The Aligarh Muslim University (AMU) is poised to set up five countrywide campuses, which will take it beyond its birthplace.
This, sources said, signalled that the AMU was trying to reconcile its overzealous concerns about its minority status to the equally important need for growth.
Last year, the AMU had opened four admission test centres outside Aligarh, in spite of stiff resistance from a strong internal lobby. This lobby felt test centres elsewhere could pave the way for more non-Muslims to enter the institution, diluting the AMU’s minority character, which has been challenged in the Supreme Court.
All sections of AMU management — the AMU court, executive council and academic council — have for the first time unanimously agreed on the proposal to open new centres.

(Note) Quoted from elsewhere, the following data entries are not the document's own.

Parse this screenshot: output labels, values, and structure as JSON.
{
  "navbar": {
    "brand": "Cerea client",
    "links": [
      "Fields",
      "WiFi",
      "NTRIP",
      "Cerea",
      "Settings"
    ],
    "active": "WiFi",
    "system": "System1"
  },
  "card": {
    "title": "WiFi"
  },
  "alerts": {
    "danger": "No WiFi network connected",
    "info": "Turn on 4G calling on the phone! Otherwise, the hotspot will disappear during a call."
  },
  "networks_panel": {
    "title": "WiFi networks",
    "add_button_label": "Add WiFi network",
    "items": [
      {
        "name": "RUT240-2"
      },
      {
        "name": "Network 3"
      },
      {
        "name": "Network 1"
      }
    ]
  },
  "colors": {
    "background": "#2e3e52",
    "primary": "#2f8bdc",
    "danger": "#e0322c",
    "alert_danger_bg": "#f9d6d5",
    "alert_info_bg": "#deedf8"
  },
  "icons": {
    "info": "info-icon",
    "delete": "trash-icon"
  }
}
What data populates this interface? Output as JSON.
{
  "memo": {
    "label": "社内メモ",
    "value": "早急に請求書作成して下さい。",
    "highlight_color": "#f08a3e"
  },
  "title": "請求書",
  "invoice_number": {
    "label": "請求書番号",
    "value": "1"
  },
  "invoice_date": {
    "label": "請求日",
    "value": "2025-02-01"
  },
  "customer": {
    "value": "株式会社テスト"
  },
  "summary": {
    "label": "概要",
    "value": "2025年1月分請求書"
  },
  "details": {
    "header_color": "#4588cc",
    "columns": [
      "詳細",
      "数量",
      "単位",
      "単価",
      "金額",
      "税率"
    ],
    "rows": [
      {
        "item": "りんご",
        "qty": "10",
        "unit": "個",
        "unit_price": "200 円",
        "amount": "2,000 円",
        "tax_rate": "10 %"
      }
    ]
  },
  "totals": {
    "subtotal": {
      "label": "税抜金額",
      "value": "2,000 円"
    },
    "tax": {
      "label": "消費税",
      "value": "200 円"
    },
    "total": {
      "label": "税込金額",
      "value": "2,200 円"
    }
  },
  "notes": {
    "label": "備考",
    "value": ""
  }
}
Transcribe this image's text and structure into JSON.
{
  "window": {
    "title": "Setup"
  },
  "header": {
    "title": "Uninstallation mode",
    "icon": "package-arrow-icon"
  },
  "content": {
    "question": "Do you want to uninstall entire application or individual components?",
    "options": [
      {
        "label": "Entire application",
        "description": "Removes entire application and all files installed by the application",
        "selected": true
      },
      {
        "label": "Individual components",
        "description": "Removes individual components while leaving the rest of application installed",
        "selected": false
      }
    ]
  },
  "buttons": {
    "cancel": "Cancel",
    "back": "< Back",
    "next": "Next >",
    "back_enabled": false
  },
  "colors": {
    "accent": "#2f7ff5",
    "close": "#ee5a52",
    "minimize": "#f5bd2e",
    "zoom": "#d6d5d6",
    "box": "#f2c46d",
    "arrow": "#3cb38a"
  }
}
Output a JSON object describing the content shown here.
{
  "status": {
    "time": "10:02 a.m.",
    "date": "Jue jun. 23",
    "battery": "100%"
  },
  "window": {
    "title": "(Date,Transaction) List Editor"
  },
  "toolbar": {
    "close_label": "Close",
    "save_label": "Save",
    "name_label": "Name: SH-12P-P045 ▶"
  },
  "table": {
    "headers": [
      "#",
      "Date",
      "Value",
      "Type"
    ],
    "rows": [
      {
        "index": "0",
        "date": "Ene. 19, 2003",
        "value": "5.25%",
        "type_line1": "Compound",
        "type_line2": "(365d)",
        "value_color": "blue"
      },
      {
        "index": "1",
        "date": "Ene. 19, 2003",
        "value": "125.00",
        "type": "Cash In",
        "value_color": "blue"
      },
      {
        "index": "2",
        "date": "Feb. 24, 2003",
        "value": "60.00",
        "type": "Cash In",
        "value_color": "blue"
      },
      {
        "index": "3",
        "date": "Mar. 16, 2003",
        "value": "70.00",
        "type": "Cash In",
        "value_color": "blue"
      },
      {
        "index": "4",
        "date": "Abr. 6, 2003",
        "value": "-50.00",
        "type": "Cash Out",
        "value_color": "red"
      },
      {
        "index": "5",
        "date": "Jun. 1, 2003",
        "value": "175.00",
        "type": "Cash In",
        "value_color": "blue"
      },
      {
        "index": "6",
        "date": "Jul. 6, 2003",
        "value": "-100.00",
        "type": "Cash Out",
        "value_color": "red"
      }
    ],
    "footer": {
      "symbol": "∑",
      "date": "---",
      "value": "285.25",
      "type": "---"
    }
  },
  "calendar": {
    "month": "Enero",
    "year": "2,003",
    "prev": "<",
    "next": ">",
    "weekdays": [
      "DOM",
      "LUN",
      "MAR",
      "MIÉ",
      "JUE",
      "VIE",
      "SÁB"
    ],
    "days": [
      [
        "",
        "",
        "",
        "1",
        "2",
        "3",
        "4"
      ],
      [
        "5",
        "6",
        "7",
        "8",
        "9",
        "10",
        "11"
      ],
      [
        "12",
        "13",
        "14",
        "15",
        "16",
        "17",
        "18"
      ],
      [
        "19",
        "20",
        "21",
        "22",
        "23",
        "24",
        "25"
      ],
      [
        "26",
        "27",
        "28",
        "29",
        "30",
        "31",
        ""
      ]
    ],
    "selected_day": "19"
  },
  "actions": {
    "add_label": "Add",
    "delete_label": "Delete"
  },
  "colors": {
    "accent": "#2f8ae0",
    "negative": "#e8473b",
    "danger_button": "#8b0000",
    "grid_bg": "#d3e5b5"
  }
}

“It’s a historic initiative,” vice-chancellor P.K. Abdul Azis told HT. Reader Arshi Khan, an elected member of the academic council, said: “The university feels that it should seize the UPA government’s allocations for minority institutions.”
However, faculty members like Khan still feel that the expanding university should exercise “precautions” to protect its character. “In whatever we do, our identity needs to be protected.”
A section of AMU’s management has been opposing new academic initiatives, citing the ongoing Supreme Court case. “This section feels we should not capitalise on growth at the expense of AMU’s minority identity,” a faculty member said.
The AMU, he said, aspired to be a secular institution, and yet retain its minority status. It proportionately has more non-Muslims than Benaras Hindu University has Muslim students.
The AMU was founded by Sir Sayyed Ahmed Khan in 1875 to serve as India’s first centre of western higher education for Muslims, with instruction in English.